Zu guter Letzt wäre da natürlich auch noch der umgemodelte Battlemode. Dem altgedienten Deathmatch wird für ein asymmetrisches Spielerlebnis Platz gemacht, bei dem zwei Spieler online in die Hüllen der Dämonen schlüpfen, und versuchen einen dritten Spieler in der Rolle des Doom Slayers das Licht auszublasen. Beide Parteien sind ausgewogen, während unter den Dämonen der neue Wikinger-artige Marauder samt Laseraxt neben bekannten Serienvertretern wie dem Mancubus und dem Cacodämonen zur Wahl stehen. Diese lassen sich alle defensiv oder aggressiv spielen, mit unterschiedlichen Skills, wie Helferlingsbeschwörungen, Heilarealen, für den Doom Slayer toxischen Bereichen oder einer Vielzahl an weiteren Upgrades, die von Runde zu Runde dazukommen. Dem Slayer hingegen stehen sofort alle 7 Standardwaffen samt Modifikationen zur Verfügung. Allerdings müssen beide der feindlichen Dämonen innerhalb von 20 Sekunden voneinander getötet werden, da sonst der zuletzt verstorbene Dämon wiederbelebt wird. So kann es also passieren, dass eine Runde in 30 Sekunden bereits für eine Seite entschieden ist, oder sich in seltenen Fällen über schweißtreibende Minuten zieht, denn online wird einem wieder bewusst, wie sehr die Aussage zutrifft, dass der beste Jäger im Tierreich immer noch der Mensch selbst ist. Mit einer gigantischen Anzahl an freispielbaren Anpassungsoptionen optischer Natur und ebenfalls monatlich wechselnder Series-Belohnungen wie Waffen- und Player-Skins, bietet der Battlemode eine gesellige Option zur Kampagne, die über Wochen hinweg unterhalten könnte. Wann sich hier jedoch die kaum-existente Abwechslung durch fehlende andere Modi bemerkbar macht, ist noch nicht einzuschätzen, denn dafür macht der Battlemode zu viel Spaß, egal in welcher der beiden Partien man auch stecken mag.

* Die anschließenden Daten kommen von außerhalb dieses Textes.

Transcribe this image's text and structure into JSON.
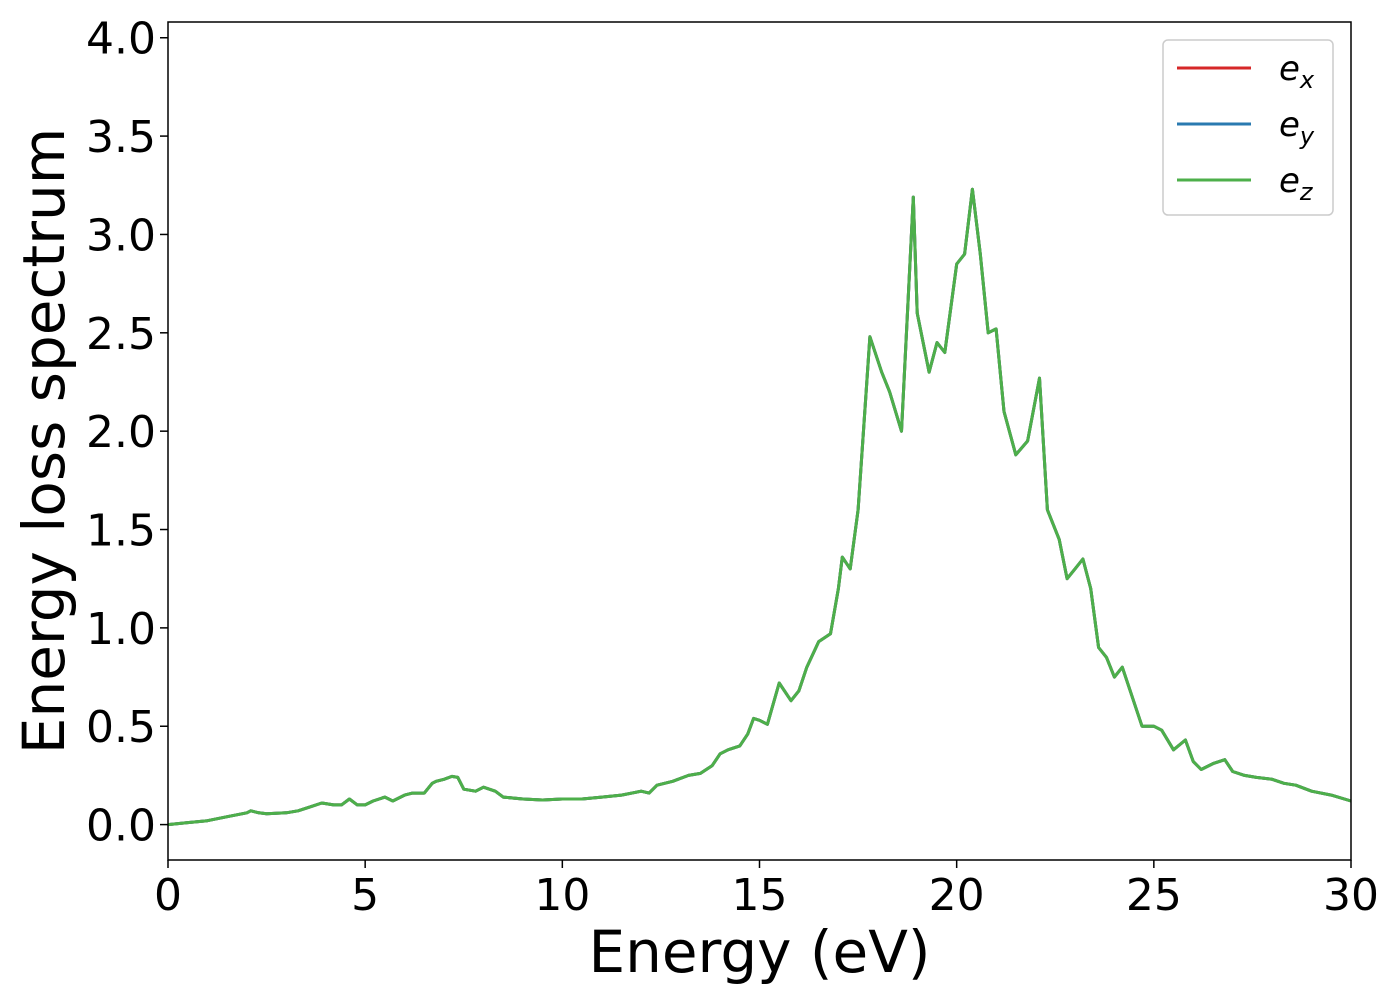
{
  "chart_data": {
    "type": "line",
    "xlabel": "Energy (eV)",
    "ylabel": "Energy loss spectrum",
    "xlim": [
      0,
      30
    ],
    "ylim": [
      -0.18,
      4.08
    ],
    "x_ticks": [
      {
        "value": 0,
        "label": "0"
      },
      {
        "value": 5,
        "label": "5"
      },
      {
        "value": 10,
        "label": "10"
      },
      {
        "value": 15,
        "label": "15"
      },
      {
        "value": 20,
        "label": "20"
      },
      {
        "value": 25,
        "label": "25"
      },
      {
        "value": 30,
        "label": "30"
      }
    ],
    "y_ticks": [
      {
        "value": 0.0,
        "label": "0.0"
      },
      {
        "value": 0.5,
        "label": "0.5"
      },
      {
        "value": 1.0,
        "label": "1.0"
      },
      {
        "value": 1.5,
        "label": "1.5"
      },
      {
        "value": 2.0,
        "label": "2.0"
      },
      {
        "value": 2.5,
        "label": "2.5"
      },
      {
        "value": 3.0,
        "label": "3.0"
      },
      {
        "value": 3.5,
        "label": "3.5"
      },
      {
        "value": 4.0,
        "label": "4.0"
      }
    ],
    "grid": false,
    "legend_position": "top-right",
    "series": [
      {
        "name": "ex",
        "base": "e",
        "sub": "x",
        "color": "#d62728",
        "x": [
          0,
          0.5,
          1.0,
          1.5,
          2.0,
          2.1,
          2.3,
          2.5,
          3.0,
          3.3,
          3.6,
          3.9,
          4.2,
          4.4,
          4.6,
          4.8,
          5.0,
          5.2,
          5.5,
          5.7,
          6.0,
          6.2,
          6.5,
          6.7,
          6.8,
          7.0,
          7.2,
          7.35,
          7.5,
          7.8,
          8.0,
          8.3,
          8.5,
          9.0,
          9.5,
          10.0,
          10.5,
          11.0,
          11.5,
          12.0,
          12.2,
          12.4,
          12.8,
          13.2,
          13.5,
          13.8,
          14.0,
          14.2,
          14.5,
          14.7,
          14.85,
          15.0,
          15.2,
          15.5,
          15.8,
          16.0,
          16.2,
          16.5,
          16.8,
          17.0,
          17.1,
          17.3,
          17.5,
          17.8,
          18.1,
          18.3,
          18.6,
          18.9,
          19.0,
          19.3,
          19.5,
          19.7,
          20.0,
          20.2,
          20.4,
          20.6,
          20.8,
          21.0,
          21.2,
          21.5,
          21.8,
          22.1,
          22.3,
          22.6,
          22.8,
          23.0,
          23.2,
          23.4,
          23.6,
          23.8,
          24.0,
          24.2,
          24.4,
          24.7,
          25.0,
          25.2,
          25.5,
          25.8,
          26.0,
          26.2,
          26.5,
          26.8,
          27.0,
          27.3,
          27.6,
          28.0,
          28.3,
          28.6,
          29.0,
          29.5,
          30.0
        ],
        "y": [
          0.0,
          0.01,
          0.02,
          0.04,
          0.06,
          0.07,
          0.06,
          0.055,
          0.06,
          0.07,
          0.09,
          0.11,
          0.1,
          0.1,
          0.13,
          0.1,
          0.1,
          0.12,
          0.14,
          0.12,
          0.15,
          0.16,
          0.16,
          0.21,
          0.22,
          0.23,
          0.245,
          0.24,
          0.18,
          0.17,
          0.19,
          0.17,
          0.14,
          0.13,
          0.125,
          0.13,
          0.13,
          0.14,
          0.15,
          0.17,
          0.16,
          0.2,
          0.22,
          0.25,
          0.26,
          0.3,
          0.36,
          0.38,
          0.4,
          0.46,
          0.54,
          0.53,
          0.51,
          0.72,
          0.63,
          0.68,
          0.8,
          0.93,
          0.97,
          1.2,
          1.36,
          1.3,
          1.6,
          2.48,
          2.3,
          2.2,
          2.0,
          3.19,
          2.6,
          2.3,
          2.45,
          2.4,
          2.85,
          2.9,
          3.23,
          2.9,
          2.5,
          2.52,
          2.1,
          1.88,
          1.95,
          2.27,
          1.6,
          1.45,
          1.25,
          1.3,
          1.35,
          1.2,
          0.9,
          0.85,
          0.75,
          0.8,
          0.68,
          0.5,
          0.5,
          0.48,
          0.38,
          0.43,
          0.32,
          0.28,
          0.31,
          0.33,
          0.27,
          0.25,
          0.24,
          0.23,
          0.21,
          0.2,
          0.17,
          0.15,
          0.12
        ]
      },
      {
        "name": "ey",
        "base": "e",
        "sub": "y",
        "color": "#2a7ab0",
        "x": [
          0,
          0.5,
          1.0,
          1.5,
          2.0,
          2.1,
          2.3,
          2.5,
          3.0,
          3.3,
          3.6,
          3.9,
          4.2,
          4.4,
          4.6,
          4.8,
          5.0,
          5.2,
          5.5,
          5.7,
          6.0,
          6.2,
          6.5,
          6.7,
          6.8,
          7.0,
          7.2,
          7.35,
          7.5,
          7.8,
          8.0,
          8.3,
          8.5,
          9.0,
          9.5,
          10.0,
          10.5,
          11.0,
          11.5,
          12.0,
          12.2,
          12.4,
          12.8,
          13.2,
          13.5,
          13.8,
          14.0,
          14.2,
          14.5,
          14.7,
          14.85,
          15.0,
          15.2,
          15.5,
          15.8,
          16.0,
          16.2,
          16.5,
          16.8,
          17.0,
          17.1,
          17.3,
          17.5,
          17.8,
          18.1,
          18.3,
          18.6,
          18.9,
          19.0,
          19.3,
          19.5,
          19.7,
          20.0,
          20.2,
          20.4,
          20.6,
          20.8,
          21.0,
          21.2,
          21.5,
          21.8,
          22.1,
          22.3,
          22.6,
          22.8,
          23.0,
          23.2,
          23.4,
          23.6,
          23.8,
          24.0,
          24.2,
          24.4,
          24.7,
          25.0,
          25.2,
          25.5,
          25.8,
          26.0,
          26.2,
          26.5,
          26.8,
          27.0,
          27.3,
          27.6,
          28.0,
          28.3,
          28.6,
          29.0,
          29.5,
          30.0
        ],
        "y": [
          0.0,
          0.01,
          0.02,
          0.04,
          0.06,
          0.07,
          0.06,
          0.055,
          0.06,
          0.07,
          0.09,
          0.11,
          0.1,
          0.1,
          0.13,
          0.1,
          0.1,
          0.12,
          0.14,
          0.12,
          0.15,
          0.16,
          0.16,
          0.21,
          0.22,
          0.23,
          0.245,
          0.24,
          0.18,
          0.17,
          0.19,
          0.17,
          0.14,
          0.13,
          0.125,
          0.13,
          0.13,
          0.14,
          0.15,
          0.17,
          0.16,
          0.2,
          0.22,
          0.25,
          0.26,
          0.3,
          0.36,
          0.38,
          0.4,
          0.46,
          0.54,
          0.53,
          0.51,
          0.72,
          0.63,
          0.68,
          0.8,
          0.93,
          0.97,
          1.2,
          1.36,
          1.3,
          1.6,
          2.48,
          2.3,
          2.2,
          2.0,
          3.19,
          2.6,
          2.3,
          2.45,
          2.4,
          2.85,
          2.9,
          3.23,
          2.9,
          2.5,
          2.52,
          2.1,
          1.88,
          1.95,
          2.27,
          1.6,
          1.45,
          1.25,
          1.3,
          1.35,
          1.2,
          0.9,
          0.85,
          0.75,
          0.8,
          0.68,
          0.5,
          0.5,
          0.48,
          0.38,
          0.43,
          0.32,
          0.28,
          0.31,
          0.33,
          0.27,
          0.25,
          0.24,
          0.23,
          0.21,
          0.2,
          0.17,
          0.15,
          0.12
        ]
      },
      {
        "name": "ez",
        "base": "e",
        "sub": "z",
        "color": "#4daf4a",
        "x": [
          0,
          0.5,
          1.0,
          1.5,
          2.0,
          2.1,
          2.3,
          2.5,
          3.0,
          3.3,
          3.6,
          3.9,
          4.2,
          4.4,
          4.6,
          4.8,
          5.0,
          5.2,
          5.5,
          5.7,
          6.0,
          6.2,
          6.5,
          6.7,
          6.8,
          7.0,
          7.2,
          7.35,
          7.5,
          7.8,
          8.0,
          8.3,
          8.5,
          9.0,
          9.5,
          10.0,
          10.5,
          11.0,
          11.5,
          12.0,
          12.2,
          12.4,
          12.8,
          13.2,
          13.5,
          13.8,
          14.0,
          14.2,
          14.5,
          14.7,
          14.85,
          15.0,
          15.2,
          15.5,
          15.8,
          16.0,
          16.2,
          16.5,
          16.8,
          17.0,
          17.1,
          17.3,
          17.5,
          17.8,
          18.1,
          18.3,
          18.6,
          18.9,
          19.0,
          19.3,
          19.5,
          19.7,
          20.0,
          20.2,
          20.4,
          20.6,
          20.8,
          21.0,
          21.2,
          21.5,
          21.8,
          22.1,
          22.3,
          22.6,
          22.8,
          23.0,
          23.2,
          23.4,
          23.6,
          23.8,
          24.0,
          24.2,
          24.4,
          24.7,
          25.0,
          25.2,
          25.5,
          25.8,
          26.0,
          26.2,
          26.5,
          26.8,
          27.0,
          27.3,
          27.6,
          28.0,
          28.3,
          28.6,
          29.0,
          29.5,
          30.0
        ],
        "y": [
          0.0,
          0.01,
          0.02,
          0.04,
          0.06,
          0.07,
          0.06,
          0.055,
          0.06,
          0.07,
          0.09,
          0.11,
          0.1,
          0.1,
          0.13,
          0.1,
          0.1,
          0.12,
          0.14,
          0.12,
          0.15,
          0.16,
          0.16,
          0.21,
          0.22,
          0.23,
          0.245,
          0.24,
          0.18,
          0.17,
          0.19,
          0.17,
          0.14,
          0.13,
          0.125,
          0.13,
          0.13,
          0.14,
          0.15,
          0.17,
          0.16,
          0.2,
          0.22,
          0.25,
          0.26,
          0.3,
          0.36,
          0.38,
          0.4,
          0.46,
          0.54,
          0.53,
          0.51,
          0.72,
          0.63,
          0.68,
          0.8,
          0.93,
          0.97,
          1.2,
          1.36,
          1.3,
          1.6,
          2.48,
          2.3,
          2.2,
          2.0,
          3.19,
          2.6,
          2.3,
          2.45,
          2.4,
          2.85,
          2.9,
          3.23,
          2.9,
          2.5,
          2.52,
          2.1,
          1.88,
          1.95,
          2.27,
          1.6,
          1.45,
          1.25,
          1.3,
          1.35,
          1.2,
          0.9,
          0.85,
          0.75,
          0.8,
          0.68,
          0.5,
          0.5,
          0.48,
          0.38,
          0.43,
          0.32,
          0.28,
          0.31,
          0.33,
          0.27,
          0.25,
          0.24,
          0.23,
          0.21,
          0.2,
          0.17,
          0.15,
          0.12
        ]
      }
    ]
  }
}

„DOOM Eternal“ bietet in den gebotenen Stunden so viel Spaß und auszukundschaftende Ecken und Winkel wie schon lange kein Spiel mehr. Jeder, der auch nur im Entferntesten Interesse an Shootern hat, sollte sich im Sci-Fi-Höllenfeuer rösten lassen und wird unabdingbar als Halbgott emporsteigen. „Eternal“ wartet mit einer der besten Singleplayer-Kampagnen der letzten zehn Jahre auf und rundet das ganze mit einem kurzweiligen, blitzschnellen Battlemode für Online-Kämpfe ab. Bald sollen auch noch ein Invasion-Mode folgen, der online Spieler als Dämonen in die Storykampagnen anderer Spieler verfrachtet, um diesen das Leben zur Hölle zu machen und auch weitere DLCs dank eines Seasonpasses, der auch schon in der Deluxe-Edition von „DOOM Eternal“ enthalten ist.

„DOOM Eternal“ ist seit dem 20. März 2020 für PC, XBox One PS4 und Stadia erhätlich. Eine Nintendo-Switch-Version soll noch folgen.